The fact that they were legally required to MITM their customers does not make them more trustworthy (in the sense of unlikely to do it in the future), just the opposite! Of course that applies equally to any other cloud host (modulo jurisdiction games) but that does little to restore my interest in running my software on other peoples computers.
It's not about "other peoples computers" (there is no evidence of the system itself to be backdoored). If you are running on your own hardware in your own house, you still need an ISP that can do exactly this time of MITM.
Or, presumably, using other people's internet peering, since the MITM was outside of the XMPP server host.

I think jurisdiction games is all you have, because outside of that there's going to be _someone_ close to you network-wise who will fold when faced with a lawful intercept order.

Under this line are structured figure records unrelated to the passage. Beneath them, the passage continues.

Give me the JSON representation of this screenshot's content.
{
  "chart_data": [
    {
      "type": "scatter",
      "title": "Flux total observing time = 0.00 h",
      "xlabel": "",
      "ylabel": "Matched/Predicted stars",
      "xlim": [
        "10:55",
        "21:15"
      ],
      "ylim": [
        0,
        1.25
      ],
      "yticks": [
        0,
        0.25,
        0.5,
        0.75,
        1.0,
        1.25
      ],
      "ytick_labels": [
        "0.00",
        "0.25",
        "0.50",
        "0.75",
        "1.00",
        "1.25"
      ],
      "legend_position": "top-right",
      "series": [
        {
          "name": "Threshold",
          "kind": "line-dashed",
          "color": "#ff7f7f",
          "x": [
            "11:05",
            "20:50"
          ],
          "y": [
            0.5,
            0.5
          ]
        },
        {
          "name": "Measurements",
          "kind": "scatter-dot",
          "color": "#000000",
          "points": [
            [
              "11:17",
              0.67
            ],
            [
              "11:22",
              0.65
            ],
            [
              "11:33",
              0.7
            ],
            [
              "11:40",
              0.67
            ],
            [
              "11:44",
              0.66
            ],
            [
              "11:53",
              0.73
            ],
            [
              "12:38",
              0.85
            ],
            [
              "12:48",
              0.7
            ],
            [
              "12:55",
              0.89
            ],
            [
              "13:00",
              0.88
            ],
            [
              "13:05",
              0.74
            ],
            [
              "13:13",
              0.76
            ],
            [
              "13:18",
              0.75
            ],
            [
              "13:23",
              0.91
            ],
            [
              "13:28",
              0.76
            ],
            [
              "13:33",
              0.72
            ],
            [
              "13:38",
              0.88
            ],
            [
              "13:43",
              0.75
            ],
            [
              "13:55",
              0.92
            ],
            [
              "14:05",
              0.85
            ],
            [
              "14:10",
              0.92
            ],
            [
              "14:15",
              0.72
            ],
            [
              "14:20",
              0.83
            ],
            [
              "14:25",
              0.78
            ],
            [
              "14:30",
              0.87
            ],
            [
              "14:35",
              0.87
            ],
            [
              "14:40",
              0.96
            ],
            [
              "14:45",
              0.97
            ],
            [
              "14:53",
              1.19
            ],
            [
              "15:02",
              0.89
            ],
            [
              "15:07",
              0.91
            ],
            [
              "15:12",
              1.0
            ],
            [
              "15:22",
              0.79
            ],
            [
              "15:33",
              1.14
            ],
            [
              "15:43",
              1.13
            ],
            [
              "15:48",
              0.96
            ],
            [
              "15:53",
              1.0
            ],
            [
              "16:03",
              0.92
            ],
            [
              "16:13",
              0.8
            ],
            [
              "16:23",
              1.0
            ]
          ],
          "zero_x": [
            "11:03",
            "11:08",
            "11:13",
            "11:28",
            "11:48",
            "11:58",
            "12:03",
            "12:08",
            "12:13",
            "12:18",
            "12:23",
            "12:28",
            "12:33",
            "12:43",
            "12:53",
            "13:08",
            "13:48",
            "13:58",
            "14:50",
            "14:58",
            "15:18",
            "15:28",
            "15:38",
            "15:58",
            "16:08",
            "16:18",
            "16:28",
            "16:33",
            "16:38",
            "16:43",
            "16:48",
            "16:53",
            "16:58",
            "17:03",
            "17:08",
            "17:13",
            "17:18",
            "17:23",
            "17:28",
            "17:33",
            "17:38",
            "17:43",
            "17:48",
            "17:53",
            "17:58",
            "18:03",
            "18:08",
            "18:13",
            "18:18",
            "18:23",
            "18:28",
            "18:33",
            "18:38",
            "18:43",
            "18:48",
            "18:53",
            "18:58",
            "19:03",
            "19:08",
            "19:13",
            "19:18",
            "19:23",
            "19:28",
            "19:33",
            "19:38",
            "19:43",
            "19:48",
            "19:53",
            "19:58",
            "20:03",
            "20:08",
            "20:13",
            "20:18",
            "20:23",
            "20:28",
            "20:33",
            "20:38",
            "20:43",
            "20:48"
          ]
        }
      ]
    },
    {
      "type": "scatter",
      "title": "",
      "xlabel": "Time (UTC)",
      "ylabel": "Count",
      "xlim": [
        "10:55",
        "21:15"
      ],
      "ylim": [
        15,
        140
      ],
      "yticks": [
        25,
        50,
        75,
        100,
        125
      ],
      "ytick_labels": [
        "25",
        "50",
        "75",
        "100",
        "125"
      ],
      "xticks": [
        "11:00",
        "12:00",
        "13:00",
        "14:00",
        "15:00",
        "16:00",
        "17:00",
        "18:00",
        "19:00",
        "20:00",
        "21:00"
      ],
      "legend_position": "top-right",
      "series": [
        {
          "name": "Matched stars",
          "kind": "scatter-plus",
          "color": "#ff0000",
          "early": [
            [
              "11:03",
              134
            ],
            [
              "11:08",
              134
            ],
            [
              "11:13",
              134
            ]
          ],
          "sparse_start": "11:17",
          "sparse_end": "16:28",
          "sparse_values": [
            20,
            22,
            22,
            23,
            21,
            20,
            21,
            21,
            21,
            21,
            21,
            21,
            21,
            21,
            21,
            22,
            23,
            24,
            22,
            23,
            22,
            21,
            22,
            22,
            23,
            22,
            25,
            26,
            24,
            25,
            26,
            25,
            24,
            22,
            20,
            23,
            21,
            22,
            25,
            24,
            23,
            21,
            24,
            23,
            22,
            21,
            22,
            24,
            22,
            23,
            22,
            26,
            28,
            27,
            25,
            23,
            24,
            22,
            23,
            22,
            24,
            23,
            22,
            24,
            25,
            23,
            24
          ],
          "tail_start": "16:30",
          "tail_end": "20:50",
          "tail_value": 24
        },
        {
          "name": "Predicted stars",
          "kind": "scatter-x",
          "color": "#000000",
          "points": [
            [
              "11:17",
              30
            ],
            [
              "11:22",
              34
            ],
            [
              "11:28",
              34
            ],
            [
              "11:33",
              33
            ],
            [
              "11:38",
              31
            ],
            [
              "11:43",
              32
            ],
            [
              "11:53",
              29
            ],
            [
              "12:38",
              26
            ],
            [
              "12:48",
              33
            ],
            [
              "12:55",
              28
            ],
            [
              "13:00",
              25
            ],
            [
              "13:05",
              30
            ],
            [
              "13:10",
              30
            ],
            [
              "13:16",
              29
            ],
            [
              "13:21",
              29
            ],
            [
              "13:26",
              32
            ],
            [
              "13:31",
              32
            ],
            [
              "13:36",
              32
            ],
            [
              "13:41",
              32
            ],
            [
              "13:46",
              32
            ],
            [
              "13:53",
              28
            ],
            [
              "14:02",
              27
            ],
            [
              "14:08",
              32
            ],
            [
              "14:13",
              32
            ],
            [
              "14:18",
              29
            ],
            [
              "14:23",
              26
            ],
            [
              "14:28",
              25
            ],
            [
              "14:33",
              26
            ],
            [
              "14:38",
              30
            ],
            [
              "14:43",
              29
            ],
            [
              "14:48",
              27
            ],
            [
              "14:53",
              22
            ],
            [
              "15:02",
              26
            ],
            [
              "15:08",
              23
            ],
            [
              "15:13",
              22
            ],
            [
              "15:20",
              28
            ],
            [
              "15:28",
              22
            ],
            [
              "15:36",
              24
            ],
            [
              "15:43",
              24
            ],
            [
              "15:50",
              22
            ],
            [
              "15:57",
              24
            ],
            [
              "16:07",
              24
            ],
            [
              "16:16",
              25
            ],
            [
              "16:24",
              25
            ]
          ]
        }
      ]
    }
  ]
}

yes it applies to pretty much any datacenter and carrier in the world

but that's why running thing at home doesn't help that much, because it also applies to carriers, too

and when it comes to sizing data it tends to not make much difference whether they physically size disk at your home or in the data center, actually if legal order for a sizure like that is confirmed by a judge it's normally applied to all the computers such a person has, both at home and in datacenters

If it's a "lawful intercept" then they most likely have no choice.